How, then, could we expand the scope of the public interest standard so that it could be brought to bear where it now seems to be needed most – in the regulation of digital platforms? The solution involves borrowing from broadcast regulation.
Like broadcasters, many digital platforms have built their business on a public resource. In this case, the public resource is not spectrum but, rather, our user data. Massive aggregations of user data provide the economic engine for Facebook, Google, and beyond. For several reasons, user data can—and should—be thought of as a public resource that is “owned by the people.”
First, it is widely accepted at this point that individuals should have some form of property rights in their user data. But given that user data’s real value is not at the individual level but, rather, at the level of the massive aggregations, a more collectively oriented property right makes sense. Second, practical challenges (and potential downsides) come with granting individuals full-fledged property rights in their user data. An individual property rights approach ignores the distinctive characteristics of user data as a resource. Such an approach could make it more difficult to unlock wide-ranging benefits from large aggregations of user data. A more collectivist approach could better protect and preserve the value and innovations that emerge from these data aggregations.

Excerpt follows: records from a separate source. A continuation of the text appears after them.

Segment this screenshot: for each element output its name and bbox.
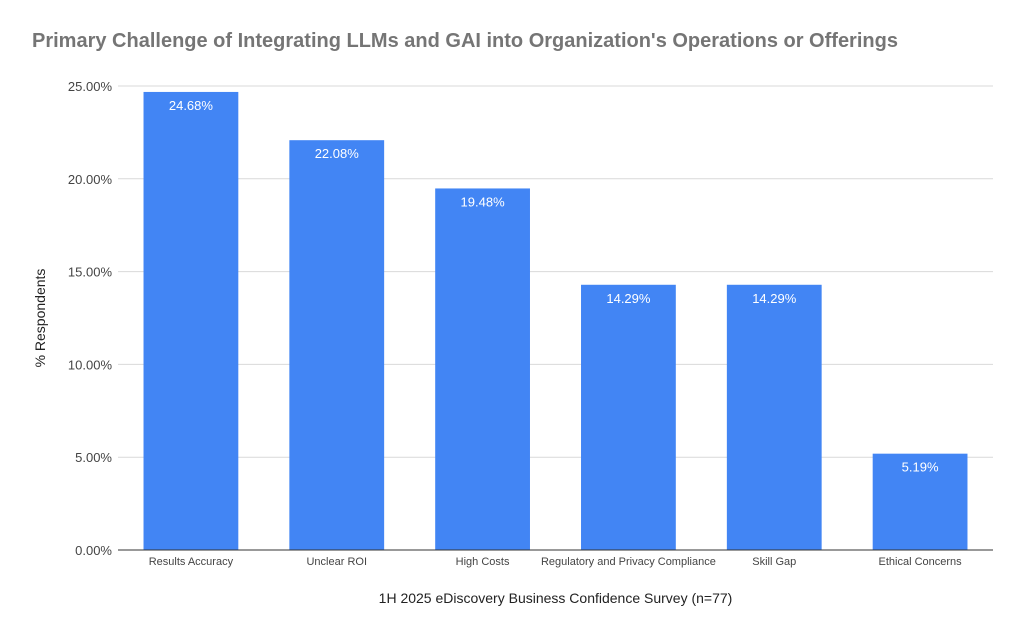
y-tick-label: 15.00%: [68, 265, 113, 280]
y-tick-label: 25.00%: [68, 79, 113, 94]
x-axis-title: 1H 2025 eDiscovery Business Confidence S…: [379, 590, 733, 606]
bar: [289, 140, 385, 551]
gridlines: [118, 85, 993, 458]
bar: [143, 91, 239, 550]
data-label: 14.29%: [752, 291, 797, 306]
x-tick-label: Ethical Concerns: [879, 556, 963, 568]
bar: [581, 284, 676, 550]
x-tick-label: Regulatory and Privacy Compliance: [541, 556, 716, 568]
y-tick-label: 20.00%: [68, 172, 113, 187]
data-labels: 24.68% 22.08% 19.48% 14.29% 14.29% 5.19%: [169, 98, 939, 475]
x-axis-ticks: Results Accuracy Unclear ROI High Costs Reg…: [149, 556, 962, 568]
bar: [872, 453, 968, 550]
data-label: 24.68%: [169, 98, 214, 113]
y-axis-ticks: 0.00% 5.00% 10.00% 15.00% 20.00% 25.00%: [68, 79, 113, 558]
x-tick-label: Skill Gap: [752, 556, 796, 568]
y-tick-label: 5.00%: [75, 450, 112, 465]
x-tick-label: Unclear ROI: [306, 556, 367, 568]
x-tick-label: Results Accuracy: [149, 556, 234, 568]
y-tick-label: 0.00%: [75, 543, 112, 558]
data-label: 14.29%: [606, 291, 651, 306]
data-label: 22.08%: [315, 146, 360, 161]
data-label: 19.48%: [461, 194, 506, 209]
bars: [143, 91, 968, 551]
y-tick-label: 10.00%: [68, 357, 113, 372]
x-tick-label: High Costs: [456, 556, 510, 568]
bar: [726, 284, 822, 550]
chart-title: Primary Challenge of Integrating LLMs an…: [32, 30, 898, 52]
bar: [435, 188, 530, 550]
y-axis-title: % Respondents: [32, 269, 48, 368]
data-label: 5.19%: [902, 460, 939, 475]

If we understand aggregate user data as a public resource, then just as broadcast licensees must abide by public interest obligations in exchange for the privilege of monetizing the broadcast spectrum, so too should large digital platforms abide by public interest obligations in exchange for the privilege of monetizing our data.
What those obligations should look like is, of course, the next big question. But once we think of aggregate user data as a public resource, the path opens up for moving beyond antitrust enforcement and developing a regulatory framework in which digital platforms operate under obligations to serve the public interest.